The current treatment options include:
 

  • Conservative Observation: For patients with no symptoms or those with symptoms but advanced age, poor health, or when the risk of any treatment exceeds that of non-treatment, a conservative approach is generally taken.
     

  • Minimally Invasive Microscopic Excision: The surgery is guided by 3D stereoscopic computer navigation, utilizing motor cortex mapping and continuous brain function monitoring systems. The goal is to completely remove the AVM and hematoma while protecting the patient's brain function. The success rate depends on the AVM's size, location, complexity, and the surgeon's experience.
     

  • Endovascular Embolisation: Depending on clinical conditions, this method can be performed alone or before microscopic surgery or radiosurgery to reduce the size and scope of the AVM. The neurovascular surgeon inserts an ultra-fine catheter through the artery in the patient's groin, navigating to the brain's vessels under X-ray guidance. Materials like tiny titanium wires, plastic beads, or special glue are injected into the AVM's vessels to block the arteries feeding the malformation and its center. Risks include accidental damage to normal and malformed vessels, causing ischemic or hemorrhagic stroke. Another risk is premature closure of veins draining the AVM, leading to a sudden increase in blood pressure and rupture.
     

  • Radiosurgery: This treatment does not require anesthesia. Radiation from multiple angles focuses on the malformed vessels, gradually closing them over two to three years, redirecting blood flow back to normal vessels. Once the AVM disappears, the risk of hemorrhagic stroke significantly reduces. Radiosurgery is suitable for AVMs smaller than three centimeters, located deep in the brain or near critical neural functions. If the neurovascular surgeon assesses the risks of embolization or excision as too high, radiosurgery is chosen.
     

  • Radiosurgery Risks: Though non-invasive and radiation-based, the treatment can affect nearby brain cells and vessels.

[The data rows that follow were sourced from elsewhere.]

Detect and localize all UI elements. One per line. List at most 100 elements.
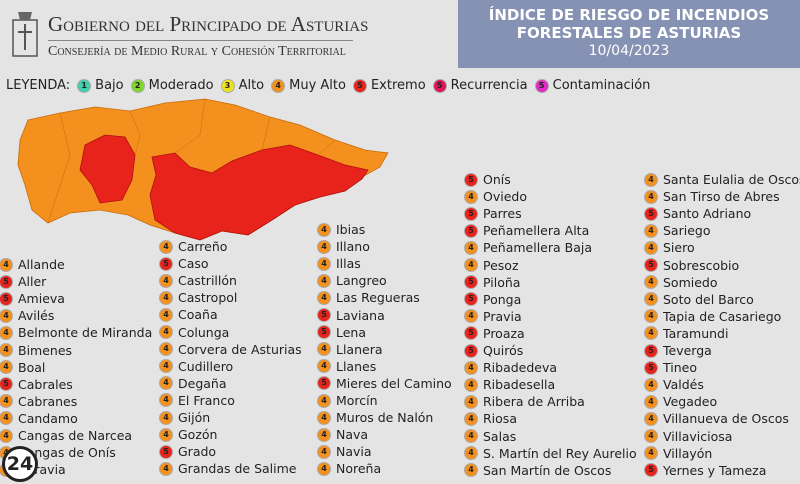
municipality-row: 4 Ribadesella (465, 377, 555, 392)
municipality-row: 4 Taramundi (645, 326, 728, 341)
risk-badge: 4 (160, 308, 172, 321)
municipality-name: Cabranes (18, 393, 78, 409)
risk-badge: 4 (465, 395, 477, 408)
municipality-row: 4 Las Regueras (318, 290, 420, 305)
municipality-row: 4 Oviedo (465, 189, 527, 204)
risk-badge: 4 (160, 360, 172, 373)
risk-badge: 4 (160, 326, 172, 338)
municipality-name: Degaña (178, 375, 227, 391)
risk-badge: 5 (645, 344, 657, 357)
risk-badge: 4 (160, 377, 172, 390)
header-rule (48, 40, 353, 41)
legend-label: Contaminación (552, 78, 651, 93)
risk-badge: 4 (160, 428, 172, 441)
municipality-name: Sobrescobio (663, 257, 740, 273)
municipality-row: 4 Villayón (645, 446, 712, 461)
municipality-name: Boal (18, 359, 46, 375)
municipality-row: 4 Morcín (318, 393, 378, 408)
risk-badge: 4 (645, 327, 657, 340)
municipality-row: 4 Santa Eulalia de Oscos (645, 172, 800, 187)
risk-badge: 4 (0, 326, 12, 339)
municipality-row: 4 Grandas de Salime (160, 461, 297, 476)
municipality-row: 4 Candamo (0, 411, 78, 426)
municipality-name: Vegadeo (663, 394, 718, 410)
municipality-name: Sariego (663, 223, 711, 239)
municipality-row: 4 Pesoz (465, 258, 519, 273)
municipality-name: Illas (336, 256, 361, 272)
risk-badge: 4 (318, 257, 330, 270)
municipality-row: 4 San Martín de Oscos (465, 463, 611, 478)
risk-badge: 4 (645, 447, 657, 460)
municipality-row: 4 El Franco (160, 393, 235, 408)
risk-badge: 4 (318, 343, 330, 356)
risk-badge: 4 (318, 223, 330, 236)
municipality-row: 4 Castropol (160, 290, 237, 305)
municipality-name: Coaña (178, 307, 218, 323)
municipality-row: 4 Gijón (160, 410, 210, 425)
municipality-name: San Martín de Oscos (483, 462, 612, 478)
municipality-row: 4 Ibias (318, 222, 365, 237)
risk-badge: 4 (645, 395, 657, 408)
municipality-name: Gozón (178, 427, 218, 443)
legend-label: Bajo (95, 78, 124, 93)
municipality-name: Proaza (483, 325, 525, 341)
risk-badge: 4 (645, 412, 657, 425)
municipality-row: 4 Muros de Nalón (318, 410, 433, 425)
municipality-name: Belmonte de Miranda (18, 325, 153, 341)
municipality-row: 4 Carreño (160, 239, 227, 254)
risk-badge: 5 (645, 464, 657, 477)
municipality-row: 4 San Tirso de Abres (645, 189, 780, 204)
municipality-name: Piloña (483, 274, 521, 290)
municipality-row: 4 Noreña (318, 461, 381, 476)
municipality-name: Ribadesella (483, 377, 556, 393)
municipality-row: 5 Cabrales (0, 377, 73, 392)
municipality-name: Langreo (336, 273, 387, 289)
risk-badge: 4 (645, 378, 657, 391)
municipality-row: 4 Vegadeo (645, 394, 717, 409)
municipality-row: 4 Langreo (318, 273, 387, 288)
risk-badge: 4 (465, 464, 477, 477)
risk-badge: 5 (0, 275, 12, 288)
municipality-row: 5 Proaza (465, 326, 525, 341)
legend-item: 3 Alto (221, 78, 264, 93)
legend-label: Extremo (370, 78, 426, 93)
municipality-name: Castropol (178, 290, 238, 306)
municipality-row: 4 Cudillero (160, 359, 233, 374)
municipality-row: 5 Quirós (465, 343, 523, 358)
municipality-row: 4 Coaña (160, 307, 218, 322)
municipality-name: Cangas de Onís (18, 445, 116, 461)
municipality-name: Oviedo (483, 189, 527, 205)
municipality-row: 4 Allande (0, 257, 65, 272)
municipality-name: Carreño (178, 239, 228, 254)
risk-badge: 4 (318, 240, 330, 253)
municipality-row: 4 Illas (318, 256, 361, 271)
risk-badge: 4 (645, 241, 657, 254)
municipality-row: 4 S. Martín del Rey Aurelio (465, 446, 637, 461)
municipality-row: 4 Castrillón (160, 273, 237, 288)
risk-badge: 4 (465, 447, 477, 460)
risk-badge: 4 (0, 344, 12, 356)
municipality-name: S. Martín del Rey Aurelio (483, 445, 637, 461)
risk-badge: 5 (465, 207, 477, 220)
banner-title: ÍNDICE DE RIESGO DE INCENDIOS (488, 6, 770, 24)
legend-badge: 5 (353, 79, 366, 92)
municipality-name: Grado (178, 444, 217, 460)
legend-badge: 2 (131, 79, 144, 92)
municipality-row: 4 Llanes (318, 359, 376, 374)
header-title: Gobierno del Principado de Asturias (48, 12, 369, 36)
risk-badge: 5 (645, 361, 657, 374)
municipality-name: Siero (663, 240, 695, 256)
municipality-row: 4 Bimenes (0, 343, 72, 358)
municipality-row: 4 Colunga (160, 325, 229, 340)
header-subtitle: Consejería de Medio Rural y Cohesión Ter… (48, 44, 346, 59)
risk-badge: 4 (0, 361, 12, 374)
banner-title: FORESTALES DE ASTURIAS (516, 24, 742, 42)
municipality-name: Ponga (483, 291, 522, 307)
legend-item: 5 Contaminación (535, 78, 651, 93)
municipality-row: 4 Belmonte de Miranda (0, 325, 152, 340)
risk-badge: 4 (465, 361, 477, 374)
municipality-name: Morcín (336, 393, 378, 408)
municipality-row: 5 Laviana (318, 308, 385, 323)
municipality-row: 4 Llanera (318, 342, 383, 357)
risk-badge: 4 (318, 360, 330, 373)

If the treatment is imprecise, it might cause premature closure of venous parts of the AVM, leading to a rise in blood pressure and rupture.
     

  • Radiosurgery Systems: Options include the X-Knife, Gamma Knife, and Cyberknife.

Factors Influencing Neurovascular Surgeons' Decisions:

Based on the American Stroke Association (ASA) guidelines and Professor Spetzler-Martin's research, AVMs are categorized into five risk levels to determine the treatment method:
 

  • Low-Risk (Levels 1 and 2) AVMs: Treated with Minimally Invasive Microscopic Excision, with radiosurgery considered if the AVM is near critical brain functions.
     

  • Moderate-Risk (Level 3) AVMs: Treated with endovascular embolization following microscopic excision.
     

  • High-Risk (Levels 4 and 5) AVMs: If all treatment options are too risky, a conservative approach with ongoing observation is generally adopted.